Molecular modeling of Hm-3 in complex with voltage-sensing domain II. (A) RMSF of VSD-II calculated over the “stable” part of the MD trajectory. Secondary structure of the Na_V1.4 cryo-EM structure is shown (Pan et al., 2018). Distorted helices are in light gray. (B) RMSF of Hm-3 calculated over the “stable” parts of the MD trajectories (shown is the spread for three independent runs). The toxin secondary structure is shown above; the dotted lines indicate the positions of Cys residues. (C) Representative docking solutions of the VSD-II/Hm-3 complex after filtration. The backbone of the fragments, which according to the NMR data form the interaction interfaces, is colored in red (VSD-II) and orange (Hm-3).
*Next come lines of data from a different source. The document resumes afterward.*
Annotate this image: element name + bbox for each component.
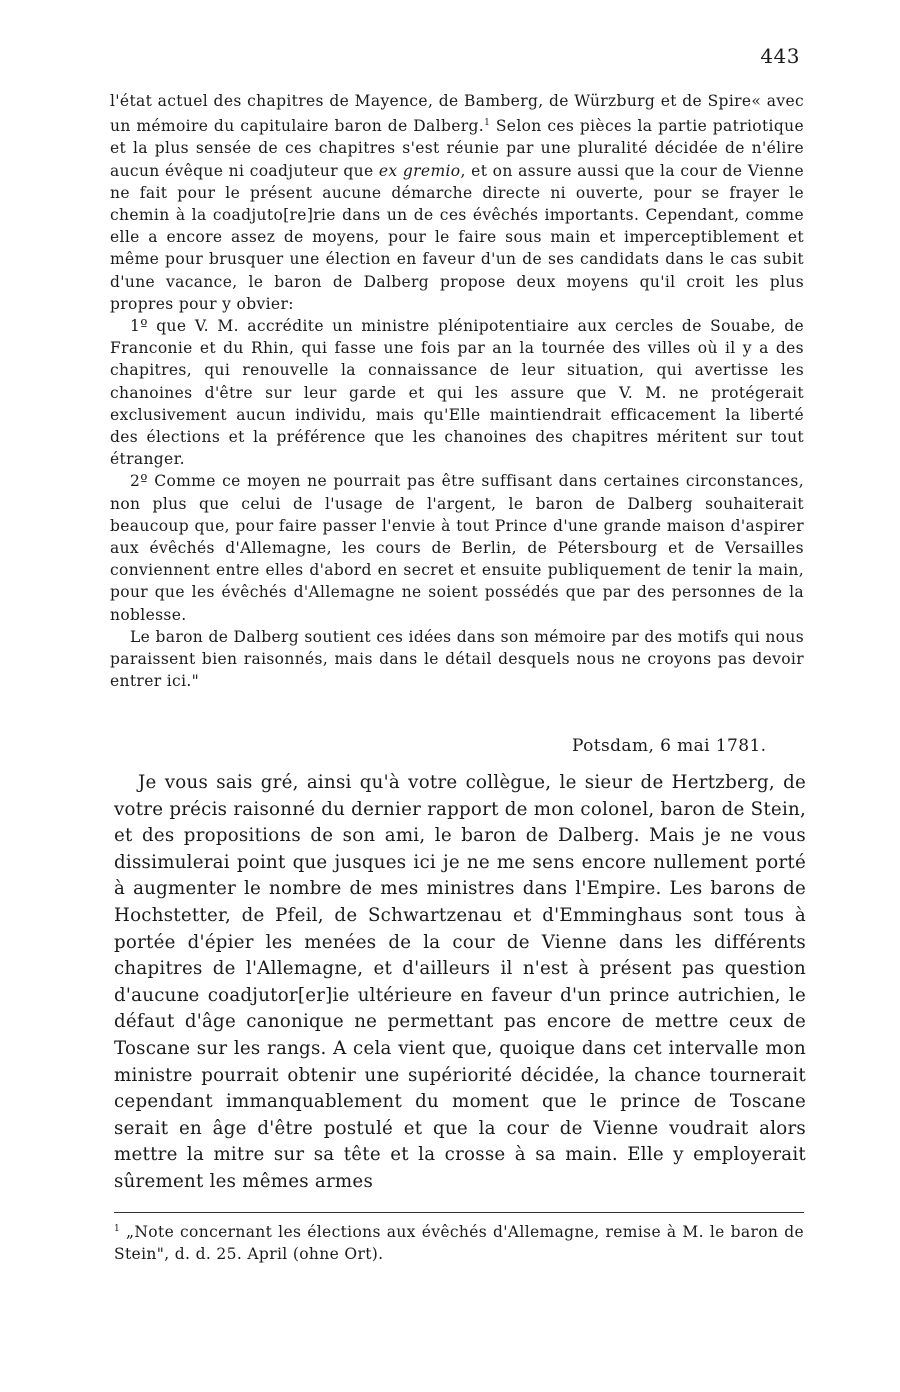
footnote-reference: 1	[484, 118, 491, 129]
footnote	[114, 1218, 804, 1265]
footnote-text: „Note concernant les élections aux évêchés d'Allemagne, remise à M. le baron de Stein", d. d. 25. April (ohne Ort).	[114, 1223, 804, 1263]
quote-text: l'état actuel des chapitres de Mayence, de Bamberg, de Würzburg et de Spire« avec un mémoire du capitulaire baron de Dalberg.	[110, 92, 804, 136]
footnote-mark: 1	[114, 1224, 121, 1234]
quote-text: , et on assure aussi que la cour de Vienne ne fait pour le présent aucune démarche directe ni ouverte, pour se frayer le chemin à la coadjuto[re]rie dans un de ces évêchés importants. Cependant, comme elle a encore assez de moyens, pour le faire sous main et imperceptiblement et même pour brusquer une élection en faveur d'un de ses candidats dans le cas subit d'une vacance, le baron de Dalberg propose deux moyens qu'il croit les plus propres pour y obvier:	[110, 161, 804, 313]
quote-paragraph-1	[110, 90, 804, 315]
quote-text: Selon ces pièces la partie patriotique et la plus sensée de ces chapitres s'est réunie par une pluralité décidée de n'élire aucun évêque ni coadjuteur que	[110, 117, 804, 180]
letter-paragraph: Je vous sais gré, ainsi qu'à votre collègue, le sieur de Hertzberg, de votre précis raisonné du dernier rapport de mon colonel, baron de Stein, et des propositions de son ami, le baron de Dalberg. Mais je ne vous dissimulerai point que jusques ici je ne me sens encore nullement porté à augmenter le nombre de mes ministres dans l'Empire. Les barons de Hochstetter, de Pfeil, de Schwartzenau et d'Emminghaus sont tous à portée d'épier les menées de la cour de Vienne dans les différents chapitres de l'Allemagne, et d'ailleurs il n'est à présent pas question d'aucune coadjutor[er]ie ultérieure en faveur d'un prince autrichien, le défaut d'âge canonique ne permettant pas encore de mettre ceux de Toscane sur les rangs. A cela vient que, quoique dans cet intervalle mon ministre pourrait obtenir une supériorité décidée, la chance tournerait cependant immanquablement du moment que le prince de Toscane serait en âge d'être postulé et que la cour de Vienne voudrait alors mettre la mitre sur sa tête et la crosse à sa main. Elle y employerait sûrement les mêmes armes	[114, 772, 806, 1192]
footnote-divider	[114, 1212, 804, 1213]
quote-paragraph-2: 1º que V. M. accrédite un ministre plénipotentiaire aux cercles de Souabe, de Franconie et du Rhin, qui fasse une fois par an la tournée des villes où il y a des chapitres, qui renouvelle la connaissance de leur situation, qui avertisse les chanoines d'être sur leur garde et qui les assure que V. M. ne protégerait exclusivement aucun individu, mais qu'Elle maintiendrait efficacement la liberté des élections et la préférence que les chanoines des chapitres méritent sur tout étranger.	[110, 317, 804, 469]
page-number: 443	[760, 44, 800, 68]
quoted-report	[110, 90, 804, 692]
letter-body	[114, 770, 806, 1196]
quote-paragraph-3: 2º Comme ce moyen ne pourrait pas être suffisant dans certaines circonstances, non plus que celui de l'usage de l'argent, le baron de Dalberg souhaiterait beaucoup que, pour faire passer l'envie à tout Prince d'une grande maison d'aspirer aux évêchés d'Allemagne, les cours de Berlin, de Pétersbourg et de Versailles conviennent entre elles d'abord en secret et ensuite publiquement de tenir la main, pour que les évêchés d'Allemagne ne soient possédés que par des personnes de la noblesse.	[110, 472, 804, 624]
italic-phrase: ex gremio	[378, 161, 461, 180]
dateline: Potsdam, 6 mai 1781.	[572, 736, 767, 756]
quote-paragraph-4: Le baron de Dalberg soutient ces idées dans son mémoire par des motifs qui nous paraissent bien raisonnés, mais dans le détail desquels nous ne croyons pas devoir entrer ici."	[110, 627, 804, 691]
The charged side chains at the interaction interfaces and in the TM part of VSD-II are shown. The VSD gating charge transfer center (residue F70) and aromatic side chains at the toxin membrane-binding face are also shown. VSD-II residues are in italics type. The residues participating in intermolecular ionic interactions are underlined. Dashed arches in the lower panels show an approximate micelle surface with the radius of ∼24 Å. The upper panels show the position of Hm-3 relative to the full-length α-subunit of Na_V1.4 (reconstruction based on docking data).